Han sido muchos los recuerdos que se agolparon el otro día cuando fui a visitar a mi tía Angelita (la de los huevos de oro, que llaman mis hijos, porque siempre les obsequia con huevos Kinder), cuando nos ofreció refugiarnos del frío intenso de la calle en su mesa de camilla. Que recuerdos. Cuantas tardes de invierno sentada al calor de la mesa de camilla, tomando esas tazas de chocolate caliente que animaban las tertulias sobre libros y música, las interminables partidas de parchís con los amigos, los deberes del colegio que arrestaba las ganas de juego, esas comilonas de pipas viendo las películas de los sábados. Sentados los miembros de la familia comenzaba el ritual de ver quién era el guapo que se levantaba para ir a la cocina a coger lo olvidado, hasta para hacer nuestra necesidades se nos resistía la voluntad de encontrar pasillos de convento sin un animo de calor, y ni que decir tiene, que la vuelta era una carrera por el fuego, que algunas veces, quemaba las suelas de nuestros zapatos.

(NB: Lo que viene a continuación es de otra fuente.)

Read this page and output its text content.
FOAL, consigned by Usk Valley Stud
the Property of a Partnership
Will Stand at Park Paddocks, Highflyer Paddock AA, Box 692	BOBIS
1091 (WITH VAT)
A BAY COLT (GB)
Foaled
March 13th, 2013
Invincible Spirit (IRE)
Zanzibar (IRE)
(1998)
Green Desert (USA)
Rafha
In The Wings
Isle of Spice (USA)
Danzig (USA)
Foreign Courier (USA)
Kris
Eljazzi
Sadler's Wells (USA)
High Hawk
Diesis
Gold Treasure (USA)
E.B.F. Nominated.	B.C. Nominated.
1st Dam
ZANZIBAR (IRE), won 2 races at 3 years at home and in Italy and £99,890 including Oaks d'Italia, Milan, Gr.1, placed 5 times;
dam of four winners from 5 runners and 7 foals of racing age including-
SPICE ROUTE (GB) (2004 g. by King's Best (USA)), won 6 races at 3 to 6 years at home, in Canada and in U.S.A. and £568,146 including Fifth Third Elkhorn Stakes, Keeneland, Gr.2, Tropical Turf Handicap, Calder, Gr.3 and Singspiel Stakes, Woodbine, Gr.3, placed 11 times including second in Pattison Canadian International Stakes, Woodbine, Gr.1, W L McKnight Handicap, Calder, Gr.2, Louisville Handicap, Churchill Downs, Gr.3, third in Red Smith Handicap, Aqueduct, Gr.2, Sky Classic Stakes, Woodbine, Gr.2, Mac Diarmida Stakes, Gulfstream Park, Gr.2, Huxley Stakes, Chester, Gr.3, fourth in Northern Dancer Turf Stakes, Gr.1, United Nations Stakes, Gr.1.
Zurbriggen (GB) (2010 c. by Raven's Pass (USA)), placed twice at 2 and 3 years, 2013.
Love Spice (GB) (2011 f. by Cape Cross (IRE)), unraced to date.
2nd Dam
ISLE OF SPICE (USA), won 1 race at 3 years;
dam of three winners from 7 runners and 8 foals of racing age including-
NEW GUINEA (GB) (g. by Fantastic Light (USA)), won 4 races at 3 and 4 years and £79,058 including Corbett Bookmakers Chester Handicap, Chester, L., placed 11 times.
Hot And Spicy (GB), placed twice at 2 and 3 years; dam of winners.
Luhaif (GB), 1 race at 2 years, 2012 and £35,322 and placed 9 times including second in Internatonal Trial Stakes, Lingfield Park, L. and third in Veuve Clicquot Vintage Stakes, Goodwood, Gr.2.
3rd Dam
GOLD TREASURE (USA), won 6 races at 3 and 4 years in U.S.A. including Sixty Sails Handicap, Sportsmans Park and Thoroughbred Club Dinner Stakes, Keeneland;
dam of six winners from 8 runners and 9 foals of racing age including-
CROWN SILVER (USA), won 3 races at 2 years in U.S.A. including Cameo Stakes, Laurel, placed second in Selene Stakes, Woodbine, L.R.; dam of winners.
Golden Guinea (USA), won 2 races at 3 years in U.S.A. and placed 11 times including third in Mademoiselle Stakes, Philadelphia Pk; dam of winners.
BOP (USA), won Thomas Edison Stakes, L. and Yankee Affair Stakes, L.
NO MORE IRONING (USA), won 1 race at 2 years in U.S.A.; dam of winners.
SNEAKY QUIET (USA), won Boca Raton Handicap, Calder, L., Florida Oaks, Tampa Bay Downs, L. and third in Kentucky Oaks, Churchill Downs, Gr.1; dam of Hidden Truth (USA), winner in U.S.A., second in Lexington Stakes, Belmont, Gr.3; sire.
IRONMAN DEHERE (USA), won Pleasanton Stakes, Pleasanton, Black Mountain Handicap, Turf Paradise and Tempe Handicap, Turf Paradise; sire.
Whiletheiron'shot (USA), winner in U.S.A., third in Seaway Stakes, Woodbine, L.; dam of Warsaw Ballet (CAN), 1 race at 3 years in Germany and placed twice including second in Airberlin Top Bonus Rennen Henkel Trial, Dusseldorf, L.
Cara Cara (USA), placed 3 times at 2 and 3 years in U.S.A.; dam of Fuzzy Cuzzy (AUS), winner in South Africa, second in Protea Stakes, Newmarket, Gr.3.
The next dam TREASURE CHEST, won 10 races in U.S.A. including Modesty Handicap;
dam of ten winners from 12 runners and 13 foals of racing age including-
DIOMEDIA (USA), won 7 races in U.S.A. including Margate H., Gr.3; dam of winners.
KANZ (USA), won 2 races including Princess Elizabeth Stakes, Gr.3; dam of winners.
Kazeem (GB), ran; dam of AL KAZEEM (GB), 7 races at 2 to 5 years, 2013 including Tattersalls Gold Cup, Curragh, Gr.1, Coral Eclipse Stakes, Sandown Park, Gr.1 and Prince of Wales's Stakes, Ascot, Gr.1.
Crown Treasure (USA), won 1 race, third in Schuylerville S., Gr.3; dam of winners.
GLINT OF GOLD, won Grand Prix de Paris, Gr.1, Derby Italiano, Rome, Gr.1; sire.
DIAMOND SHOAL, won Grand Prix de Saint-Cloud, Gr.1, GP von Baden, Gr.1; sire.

¿Cuántas cosas habrá oído la mesa de camilla? Las historias de mi abuela, las aventuras de la vecina del segundo, los chistes de los amigos de mis padres y sobre todo las anécdotas de mi tía, que daban para unas carcajadas que nos salían del alma. Bajo aquellas faldas había todo un mundo: unas manos enamoradas que se buscaban, unas castañas asadas que se hacían lentamente encima del brasero, unas ropas que secaban la humedad atrapada en sus fibras viejas y unas patas de cabra que recorrían las venas de la pobreza. La mesa de camilla se adornaba según los gustos de cada casa, con unas faldas que acariciaba los muslos de la madera rematados con unos manteles de ganchillo o con manteles que se cambiaban, solo, en días especiales. Tapada con las faldas se le daba el remate con hule de plástico, para preservar y poder limpiar fácilmente el uso cotidiano de las comidas. Alzando el hule se encontraba la escasa contabilidad de la familia (siempre a mano), con recibos de luz, agua hasta el recibo más odiado, que nombramos el de los muertos.
Son los años de juventud que todavía siguen buscando la mesa de camilla, que por añorar, echo de menos cuando me decían arrímate al brasero y enseguida todos te hacían un lao en la apretujada mesa. En esa estación de mantas pesadas que apenas calentaban los presagios de casas reconfortantes de calefacción, la mesa de camilla alimentaba el ardiente deseo de la próxima primavera.
Eran otros tiempos me dirán algunos, otros recuerden esas tardes o días especiales en torno a tan simbólica pieza, que a pesar de su sencillez cobra importancia a través de los años. La comodidad que nos da la calefacción nos roba las prolongadas tardes de una vida pasada, que mirada en la distancia parece ser mejor para nuestras relaciones personales pero que dejaba como mármoles a unos dientes que temblaban con el sonido del que tiene un frío de narices.
Este artículo se lo dedicó a una tía mía que se merece todo mi cariño por lo que representa y porque con ella las tardes de invierno junto a la mesa de camilla son más entrañables.